Of course, that doesn’t mean Anonymous is a lame-duck threat, there are times when Anonymous steps up their game. Part of the beauty of being a collective, is that sometimes you do get genuine bad-ass hackers that can wreak some havoc. One such case was #OpCartel, where members of Anonymous claimed to have hacked the databases of the Zeta Drug Cartel in Mexico, and threatened to expose the names of the members unless a kidnapped Anon was released. Not one to back-down from fights, the Zetas issued a simple but scary as hell response, “for every name released by Anonymous, the Zetas would kill 10 innocent people”. Anonymous understandably backed down, but what eventually unfolded is unknown, and the facts surrounding the entire story are blurry to say the least.

What’s interesting about the confrontation between Anonymous and Zetas is that it gives us a glimpse as to what happens when two non-state actors go at it with each other. What’s even more interesting is that Anonymous backed down, they themselves were not in any harm, and seemingly ceased operations of #OpCartel presumably because they didn’t want innocent people to die for their actions. If the American Government had such information, would it have done the same thing? If the NSA had a list of ISIS operatives in London, and ISIS threatened to kill 10 innocent people for every one ISIS operative caught–do you think the situation would play out with the NSA backing down?

The collective nature of anonymous makes them unpredictable, and that itself can be threatening. If you’re responsible for the security of the websites of certain agencies, what could you make of it? Nothing much, because you should be as secure as you can be, every single time. You shouldn’t be waiting for a guy in a video to threaten you before you take action, your websites should be secured to your best possible effort every day of the week, the fact that the government is ‘taking this seriously’ is cause of concern for me.

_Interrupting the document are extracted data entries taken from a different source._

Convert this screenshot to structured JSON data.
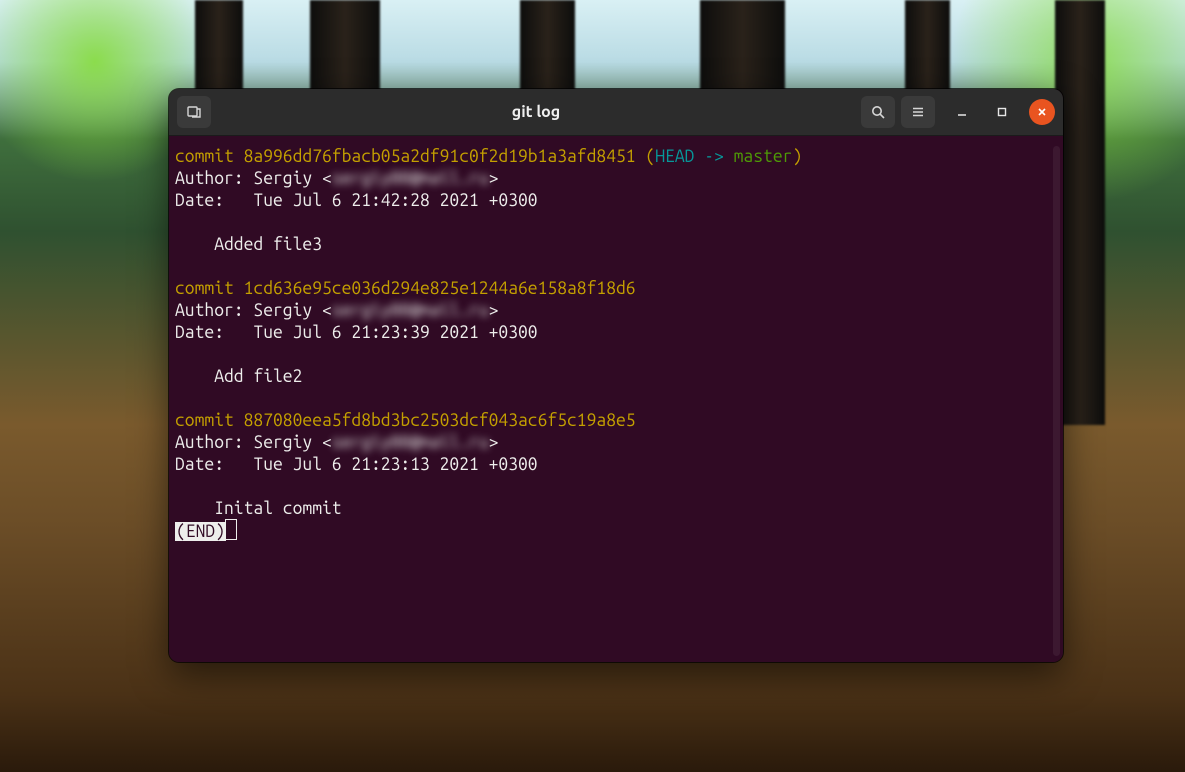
{
  "window": {
    "title": "git log"
  },
  "log": {
    "commits": [
      {
        "commit_prefix": "commit ",
        "hash": "8a996dd76fbacb05a2df91c0f2d19b1a3afd8451",
        "ref_open": " (",
        "ref_head": "HEAD -> ",
        "ref_branch": "master",
        "ref_close": ")",
        "author_label": "Author: ",
        "author_name": "Sergiy",
        "author_open": " <",
        "author_email": "sergiy00@mail.ru",
        "author_close": ">",
        "date_label": "Date:   ",
        "date_value": "Tue Jul 6 21:42:28 2021 +0300",
        "msg_indent": "    ",
        "msg": "Added file3"
      },
      {
        "commit_prefix": "commit ",
        "hash": "1cd636e95ce036d294e825e1244a6e158a8f18d6",
        "author_label": "Author: ",
        "author_name": "Sergiy",
        "author_open": " <",
        "author_email": "sergiy00@mail.ru",
        "author_close": ">",
        "date_label": "Date:   ",
        "date_value": "Tue Jul 6 21:23:39 2021 +0300",
        "msg_indent": "    ",
        "msg": "Add file2"
      },
      {
        "commit_prefix": "commit ",
        "hash": "887080eea5fd8bd3bc2503dcf043ac6f5c19a8e5",
        "author_label": "Author: ",
        "author_name": "Sergiy",
        "author_open": " <",
        "author_email": "sergiy00@mail.ru",
        "author_close": ">",
        "date_label": "Date:   ",
        "date_value": "Tue Jul 6 21:23:13 2021 +0300",
        "msg_indent": "    ",
        "msg": "Inital commit"
      }
    ],
    "end_marker": "(END)"
  }
}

So what should we as Malaysians do?

We have a Government who has censored in the internet, bought surveillance software to spy on citizens (twice!), threatened to force news portals to register online, has overseen a significant drop in the quality of our science and maths education, and is fully fine with accepting foreign donations of RM2.6 billion. What you should do as a Malaysian, is get off your arse and join Bersih 4.0, and let Anonymous do what they want.